SNP and Conservative support divides fairly clearly along Yes/No lines. But Labour support is more split on the constitutional question; while 69 per cent of Labour supporters say they would vote No in a future indyref, 25 per cent would vote Yes.
Given the precariousness of Labour’s current polling numbers – our poll put them in third place, on just 14 per cent of the constituency vote, behind the Conservatives on 22 per cent – Labour can ill afford to alienate either its unionist supporters, or the minority of Yes voters who favour them over the SNP.
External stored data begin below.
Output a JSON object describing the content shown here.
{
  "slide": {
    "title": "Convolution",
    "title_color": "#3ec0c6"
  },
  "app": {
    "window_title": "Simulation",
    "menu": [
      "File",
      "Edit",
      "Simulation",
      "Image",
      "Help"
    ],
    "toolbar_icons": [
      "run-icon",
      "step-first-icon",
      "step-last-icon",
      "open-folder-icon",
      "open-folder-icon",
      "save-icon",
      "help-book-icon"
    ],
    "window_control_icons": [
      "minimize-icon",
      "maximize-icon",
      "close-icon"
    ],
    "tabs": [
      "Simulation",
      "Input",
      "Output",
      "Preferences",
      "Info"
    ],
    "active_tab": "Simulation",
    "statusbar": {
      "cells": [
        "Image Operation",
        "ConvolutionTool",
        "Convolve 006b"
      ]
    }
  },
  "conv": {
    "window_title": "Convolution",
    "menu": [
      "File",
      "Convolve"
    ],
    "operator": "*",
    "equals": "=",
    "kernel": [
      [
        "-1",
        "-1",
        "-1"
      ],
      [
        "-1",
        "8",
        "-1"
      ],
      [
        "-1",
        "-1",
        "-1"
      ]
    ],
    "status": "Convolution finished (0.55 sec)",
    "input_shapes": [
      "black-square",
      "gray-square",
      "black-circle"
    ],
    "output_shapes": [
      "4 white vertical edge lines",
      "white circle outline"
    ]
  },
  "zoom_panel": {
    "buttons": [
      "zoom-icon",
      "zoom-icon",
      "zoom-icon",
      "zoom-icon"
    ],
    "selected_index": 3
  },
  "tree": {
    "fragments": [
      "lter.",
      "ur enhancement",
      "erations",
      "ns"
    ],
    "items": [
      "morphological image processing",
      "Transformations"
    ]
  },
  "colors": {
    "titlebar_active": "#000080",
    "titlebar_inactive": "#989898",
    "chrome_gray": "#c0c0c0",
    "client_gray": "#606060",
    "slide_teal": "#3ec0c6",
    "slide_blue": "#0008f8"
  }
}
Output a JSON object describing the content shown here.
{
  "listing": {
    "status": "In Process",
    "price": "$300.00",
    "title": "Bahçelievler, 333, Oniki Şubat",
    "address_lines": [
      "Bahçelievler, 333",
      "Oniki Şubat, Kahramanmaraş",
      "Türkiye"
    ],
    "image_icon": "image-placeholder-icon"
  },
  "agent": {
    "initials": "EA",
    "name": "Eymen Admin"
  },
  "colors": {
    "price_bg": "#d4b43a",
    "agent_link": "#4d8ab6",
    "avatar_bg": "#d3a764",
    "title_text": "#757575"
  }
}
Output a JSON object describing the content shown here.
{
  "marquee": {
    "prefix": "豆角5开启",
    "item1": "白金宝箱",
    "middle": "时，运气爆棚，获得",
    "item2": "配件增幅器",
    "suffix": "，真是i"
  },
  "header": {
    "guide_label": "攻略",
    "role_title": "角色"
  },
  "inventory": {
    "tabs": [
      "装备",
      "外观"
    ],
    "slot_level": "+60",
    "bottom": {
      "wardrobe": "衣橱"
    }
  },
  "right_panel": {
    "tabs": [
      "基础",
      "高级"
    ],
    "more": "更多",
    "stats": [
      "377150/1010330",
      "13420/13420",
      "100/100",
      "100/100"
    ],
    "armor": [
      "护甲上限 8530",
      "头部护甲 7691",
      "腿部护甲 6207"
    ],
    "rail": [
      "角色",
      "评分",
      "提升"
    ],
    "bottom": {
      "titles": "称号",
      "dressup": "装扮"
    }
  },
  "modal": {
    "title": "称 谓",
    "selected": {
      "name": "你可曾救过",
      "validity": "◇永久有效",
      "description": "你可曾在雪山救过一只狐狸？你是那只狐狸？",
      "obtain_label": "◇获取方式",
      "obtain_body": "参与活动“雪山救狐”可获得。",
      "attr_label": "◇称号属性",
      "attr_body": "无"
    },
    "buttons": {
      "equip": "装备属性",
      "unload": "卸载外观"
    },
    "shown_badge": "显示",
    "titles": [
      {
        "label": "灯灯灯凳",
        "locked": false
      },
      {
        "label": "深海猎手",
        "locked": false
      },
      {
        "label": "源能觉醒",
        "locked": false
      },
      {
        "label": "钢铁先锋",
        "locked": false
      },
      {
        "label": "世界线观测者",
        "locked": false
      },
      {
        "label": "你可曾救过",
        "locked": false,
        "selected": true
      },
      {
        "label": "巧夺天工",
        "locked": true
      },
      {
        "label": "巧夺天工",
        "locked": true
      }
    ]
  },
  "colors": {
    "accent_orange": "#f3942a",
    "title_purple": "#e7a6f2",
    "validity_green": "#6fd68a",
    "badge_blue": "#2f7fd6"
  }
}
And then there is leadership – our polls have consistently found that Nicola Sturgeon is rated head and shoulders above her rivals, not only at Holyrood (where Richard Leonard and Douglas Ross have as much of a problem of public recognition as disapproval) but also, crucially for the Conservative Party, at Westminster.
The unpopularity of Boris Johnson north of the border is such that Douglas Ross must be thinking of ways to tactfully discourage him from any further Scottish holidays in the run-up to May’s election.
So, while the SNP enters 2021 in an enviable position, its rivals need to find ways of creating chinks in its apparently impregnable armour, while managing their own difficulties: in Labour’s case, finding a constitutional position that will not alienate any of their current supporters, and for the Tories, drawing attention away from the performance of their less than beloved leader at Westminster.